Winning the Paul Gallagher Award is a validation for the hard work that Ken’Nikahontehsa Norton-Montour has done over the last three years.

In her nomination letter, teacher Vanessa Robillard said that Ken’Nikahontehsa “has shown a consistent commitment to persevere and excel in any circumstance and strikes the balance between academic and personal responsibilities. Not only is Ken’Nikahontehsa dedicated to her studies, but has actively contributed to College life.”

Named after the first Director General of Dawson College, the Paul Gallagher Award recognizes graduating students who demonstrate community involvement, leadership, and academic achievement.

Uniting people

Vanessa said that Ken’Nikahontehsa, a Social Service student, “is a true leader, uniting people with compassion, integrity and humility.”

Ken’Nikahontehsa advocates strongly for her home community of Kahnawá:ke. “She led our third-year students in their Community Action Project around creating a community intervention,” Vanessa wrote in her nomination letter. “For example, she sensitized the class to the challenges and realities of individuals post incarceration and has taken the time to reach out to the First Peoples Justice Center of Montreal to work in collaboration with them on addressing issues that affect this population.”

Ken’Nikahontehsa is grateful for her teachers and her Dawson experience. “Before Dawson, I was at a loss for what to do next. When it came time to apply, I looked into the Social Service Program at Dawson and knew it was for me,” said Ken’Nikahontehsa in an interview with Dawson’s Communications Office.

Students became family

“What I enjoyed best about my Dawson experience were the people I met in my program,” she said. “Our teachers were devoted and I couldn’t have made it through without all their support. The students became my family over the last three years. We bonded over tears, laughs and a passion to see change.”
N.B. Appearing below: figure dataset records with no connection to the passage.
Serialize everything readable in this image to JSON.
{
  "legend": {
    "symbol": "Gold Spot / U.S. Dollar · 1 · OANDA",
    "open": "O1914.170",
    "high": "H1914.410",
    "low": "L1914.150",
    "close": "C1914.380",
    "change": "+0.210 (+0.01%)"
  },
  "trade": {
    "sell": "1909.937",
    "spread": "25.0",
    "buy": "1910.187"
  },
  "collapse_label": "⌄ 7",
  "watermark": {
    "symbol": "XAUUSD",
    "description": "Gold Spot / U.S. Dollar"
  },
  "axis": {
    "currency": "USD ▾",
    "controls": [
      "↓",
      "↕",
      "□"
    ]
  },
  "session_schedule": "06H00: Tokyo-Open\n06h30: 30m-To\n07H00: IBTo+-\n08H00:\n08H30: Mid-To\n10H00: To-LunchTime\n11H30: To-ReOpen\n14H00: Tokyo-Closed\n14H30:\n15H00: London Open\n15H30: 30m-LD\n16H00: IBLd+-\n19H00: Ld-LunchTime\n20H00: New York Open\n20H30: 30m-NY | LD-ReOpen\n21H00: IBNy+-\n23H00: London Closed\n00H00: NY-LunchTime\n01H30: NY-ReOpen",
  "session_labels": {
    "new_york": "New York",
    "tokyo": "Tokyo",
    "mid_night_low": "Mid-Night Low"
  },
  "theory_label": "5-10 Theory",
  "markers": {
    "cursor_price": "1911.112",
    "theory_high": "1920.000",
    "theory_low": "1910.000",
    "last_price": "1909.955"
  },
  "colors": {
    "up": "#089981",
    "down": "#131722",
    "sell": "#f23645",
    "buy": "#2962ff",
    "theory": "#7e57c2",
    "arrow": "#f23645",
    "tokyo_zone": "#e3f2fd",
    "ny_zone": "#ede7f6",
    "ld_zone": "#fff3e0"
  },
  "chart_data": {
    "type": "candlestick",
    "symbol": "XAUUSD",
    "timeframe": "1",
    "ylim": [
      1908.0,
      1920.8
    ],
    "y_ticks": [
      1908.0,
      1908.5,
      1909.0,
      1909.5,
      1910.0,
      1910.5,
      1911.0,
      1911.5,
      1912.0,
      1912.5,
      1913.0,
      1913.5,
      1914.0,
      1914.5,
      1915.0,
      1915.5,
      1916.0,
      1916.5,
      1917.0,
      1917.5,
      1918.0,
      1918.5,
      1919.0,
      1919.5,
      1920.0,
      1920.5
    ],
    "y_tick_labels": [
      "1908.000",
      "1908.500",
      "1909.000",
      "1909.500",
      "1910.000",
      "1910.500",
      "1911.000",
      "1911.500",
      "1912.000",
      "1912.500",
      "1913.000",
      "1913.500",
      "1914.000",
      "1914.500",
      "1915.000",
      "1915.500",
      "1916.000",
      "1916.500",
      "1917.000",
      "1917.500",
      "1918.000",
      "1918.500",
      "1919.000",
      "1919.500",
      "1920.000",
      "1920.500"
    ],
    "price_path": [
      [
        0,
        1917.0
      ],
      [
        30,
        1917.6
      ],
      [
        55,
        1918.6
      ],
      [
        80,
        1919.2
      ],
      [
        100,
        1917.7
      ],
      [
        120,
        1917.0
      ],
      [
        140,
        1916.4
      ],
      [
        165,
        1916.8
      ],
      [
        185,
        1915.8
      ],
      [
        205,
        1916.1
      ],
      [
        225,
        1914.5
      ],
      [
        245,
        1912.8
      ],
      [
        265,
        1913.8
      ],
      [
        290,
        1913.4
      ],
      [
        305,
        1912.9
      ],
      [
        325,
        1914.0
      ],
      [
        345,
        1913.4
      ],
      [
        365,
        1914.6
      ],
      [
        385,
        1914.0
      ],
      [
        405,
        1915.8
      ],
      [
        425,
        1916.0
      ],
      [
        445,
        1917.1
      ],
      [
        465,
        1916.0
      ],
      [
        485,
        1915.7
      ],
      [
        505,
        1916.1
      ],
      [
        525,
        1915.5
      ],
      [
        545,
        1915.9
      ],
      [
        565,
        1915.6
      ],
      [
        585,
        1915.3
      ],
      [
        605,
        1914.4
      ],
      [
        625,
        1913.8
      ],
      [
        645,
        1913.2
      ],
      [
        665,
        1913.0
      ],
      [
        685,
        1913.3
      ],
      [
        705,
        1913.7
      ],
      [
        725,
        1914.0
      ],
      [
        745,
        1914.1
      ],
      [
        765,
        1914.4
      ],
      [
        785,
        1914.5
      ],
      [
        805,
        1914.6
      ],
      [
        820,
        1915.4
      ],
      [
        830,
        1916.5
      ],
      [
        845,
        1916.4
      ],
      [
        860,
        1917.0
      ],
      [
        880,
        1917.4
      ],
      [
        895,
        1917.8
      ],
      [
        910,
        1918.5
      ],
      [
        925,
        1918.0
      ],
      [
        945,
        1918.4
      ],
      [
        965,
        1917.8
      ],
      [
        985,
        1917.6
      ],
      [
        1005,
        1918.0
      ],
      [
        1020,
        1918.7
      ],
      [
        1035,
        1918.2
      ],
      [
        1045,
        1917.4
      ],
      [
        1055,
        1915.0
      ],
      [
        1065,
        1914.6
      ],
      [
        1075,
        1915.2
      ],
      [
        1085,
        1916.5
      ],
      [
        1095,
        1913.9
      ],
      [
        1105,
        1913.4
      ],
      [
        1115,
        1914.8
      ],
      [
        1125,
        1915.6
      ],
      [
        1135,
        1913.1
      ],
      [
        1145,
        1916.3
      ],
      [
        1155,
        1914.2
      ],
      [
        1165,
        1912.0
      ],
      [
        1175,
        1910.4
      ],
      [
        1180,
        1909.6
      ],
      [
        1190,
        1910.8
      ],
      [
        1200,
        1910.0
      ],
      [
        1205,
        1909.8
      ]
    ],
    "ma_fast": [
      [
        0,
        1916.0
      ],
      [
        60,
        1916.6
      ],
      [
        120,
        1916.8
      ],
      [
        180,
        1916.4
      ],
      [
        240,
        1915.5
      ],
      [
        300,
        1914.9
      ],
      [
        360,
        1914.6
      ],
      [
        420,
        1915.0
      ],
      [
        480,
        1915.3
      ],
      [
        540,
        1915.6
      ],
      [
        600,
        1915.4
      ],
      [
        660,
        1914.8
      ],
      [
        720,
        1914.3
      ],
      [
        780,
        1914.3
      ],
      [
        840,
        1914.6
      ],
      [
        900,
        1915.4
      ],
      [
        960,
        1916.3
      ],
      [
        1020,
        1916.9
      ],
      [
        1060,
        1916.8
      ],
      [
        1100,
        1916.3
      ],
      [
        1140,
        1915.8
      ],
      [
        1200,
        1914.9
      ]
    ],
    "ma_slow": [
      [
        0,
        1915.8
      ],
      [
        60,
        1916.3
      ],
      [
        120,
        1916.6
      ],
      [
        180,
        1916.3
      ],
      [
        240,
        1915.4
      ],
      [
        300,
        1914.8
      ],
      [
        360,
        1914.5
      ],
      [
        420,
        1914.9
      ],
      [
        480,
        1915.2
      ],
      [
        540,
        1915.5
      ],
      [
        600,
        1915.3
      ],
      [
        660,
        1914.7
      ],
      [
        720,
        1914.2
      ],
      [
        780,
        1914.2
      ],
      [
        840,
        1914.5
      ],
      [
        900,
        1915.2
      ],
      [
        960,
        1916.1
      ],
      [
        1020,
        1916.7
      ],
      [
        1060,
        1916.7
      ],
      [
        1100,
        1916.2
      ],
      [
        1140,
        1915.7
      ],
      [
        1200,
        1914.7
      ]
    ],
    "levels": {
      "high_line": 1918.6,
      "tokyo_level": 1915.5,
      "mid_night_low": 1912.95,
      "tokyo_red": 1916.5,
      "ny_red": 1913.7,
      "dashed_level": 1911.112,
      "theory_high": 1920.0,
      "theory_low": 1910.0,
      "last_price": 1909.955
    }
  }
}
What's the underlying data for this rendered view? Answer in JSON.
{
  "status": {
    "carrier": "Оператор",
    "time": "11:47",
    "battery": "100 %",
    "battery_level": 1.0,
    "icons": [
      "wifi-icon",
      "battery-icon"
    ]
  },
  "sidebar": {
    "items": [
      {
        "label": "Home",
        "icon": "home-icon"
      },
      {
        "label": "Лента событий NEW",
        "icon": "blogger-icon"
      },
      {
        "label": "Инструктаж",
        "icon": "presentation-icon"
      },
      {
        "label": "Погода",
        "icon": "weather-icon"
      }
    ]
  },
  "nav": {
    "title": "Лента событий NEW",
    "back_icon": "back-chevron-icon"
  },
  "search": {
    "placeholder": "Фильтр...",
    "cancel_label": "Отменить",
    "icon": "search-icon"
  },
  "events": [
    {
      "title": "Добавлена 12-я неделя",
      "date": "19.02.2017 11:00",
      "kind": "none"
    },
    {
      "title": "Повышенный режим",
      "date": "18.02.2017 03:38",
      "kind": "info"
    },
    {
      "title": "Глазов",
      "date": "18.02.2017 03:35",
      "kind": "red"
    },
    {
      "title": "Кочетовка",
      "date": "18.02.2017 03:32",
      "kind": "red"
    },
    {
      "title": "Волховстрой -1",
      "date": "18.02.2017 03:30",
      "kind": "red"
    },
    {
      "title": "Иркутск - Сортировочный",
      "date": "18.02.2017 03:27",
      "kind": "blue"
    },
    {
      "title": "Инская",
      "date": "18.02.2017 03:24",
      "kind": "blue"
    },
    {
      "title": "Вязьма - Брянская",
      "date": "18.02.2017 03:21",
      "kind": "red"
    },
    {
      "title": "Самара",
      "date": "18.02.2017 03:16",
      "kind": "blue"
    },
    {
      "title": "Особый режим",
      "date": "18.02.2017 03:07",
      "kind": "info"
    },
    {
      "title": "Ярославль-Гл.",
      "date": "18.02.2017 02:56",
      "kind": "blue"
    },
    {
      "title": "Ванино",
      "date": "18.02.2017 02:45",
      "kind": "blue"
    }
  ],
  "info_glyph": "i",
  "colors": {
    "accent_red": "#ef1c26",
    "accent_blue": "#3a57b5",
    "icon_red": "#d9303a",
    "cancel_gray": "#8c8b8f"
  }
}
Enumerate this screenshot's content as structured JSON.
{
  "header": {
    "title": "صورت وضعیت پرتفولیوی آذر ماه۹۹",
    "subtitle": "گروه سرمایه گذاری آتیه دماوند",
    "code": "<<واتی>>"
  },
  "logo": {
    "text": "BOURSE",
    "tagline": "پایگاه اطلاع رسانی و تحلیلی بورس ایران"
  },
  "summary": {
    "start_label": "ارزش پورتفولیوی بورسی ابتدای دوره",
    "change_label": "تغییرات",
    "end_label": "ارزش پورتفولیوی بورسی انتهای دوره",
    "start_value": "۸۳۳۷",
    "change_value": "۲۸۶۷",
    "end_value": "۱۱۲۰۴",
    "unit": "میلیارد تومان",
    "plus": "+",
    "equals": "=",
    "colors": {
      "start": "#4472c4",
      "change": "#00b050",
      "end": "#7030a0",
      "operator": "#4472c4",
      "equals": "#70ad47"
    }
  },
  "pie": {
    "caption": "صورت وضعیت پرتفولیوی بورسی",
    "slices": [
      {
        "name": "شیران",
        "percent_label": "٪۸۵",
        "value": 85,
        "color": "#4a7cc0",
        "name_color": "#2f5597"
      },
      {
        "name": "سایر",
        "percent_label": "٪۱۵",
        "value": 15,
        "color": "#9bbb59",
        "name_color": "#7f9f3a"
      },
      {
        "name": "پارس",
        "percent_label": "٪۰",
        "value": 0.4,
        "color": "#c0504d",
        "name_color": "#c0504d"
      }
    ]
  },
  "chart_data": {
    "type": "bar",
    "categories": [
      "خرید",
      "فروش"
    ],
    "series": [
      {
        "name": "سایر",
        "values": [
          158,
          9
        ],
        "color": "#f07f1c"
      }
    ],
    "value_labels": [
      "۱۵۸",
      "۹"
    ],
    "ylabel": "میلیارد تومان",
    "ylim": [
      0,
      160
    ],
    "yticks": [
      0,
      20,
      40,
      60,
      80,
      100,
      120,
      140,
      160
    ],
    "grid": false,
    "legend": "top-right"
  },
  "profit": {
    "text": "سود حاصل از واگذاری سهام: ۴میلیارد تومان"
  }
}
Apart from involvement in her program, Ken’Nikahontehsa played rugby and enjoyed participating in Women’s and Gender Studies events. One of her poems was selected for  publication in Verge magazine, a project of the Dawson Feminist Union, a student club.

What’s next

Her current project is completing a wrestling certificate to coach athletes in the Kahnawá:ke 2023 Indigenous Games. Recently, she started working part time as a Case Aid for the Kahnawá:ke Shakotiia’takehnhas Family Services.

In the fall, Ken’Nikahontehsa will begin a Bachelor of Social Work at McGill University. “My career goals include being an activist and pushing for social change for Indigenous people,” she said.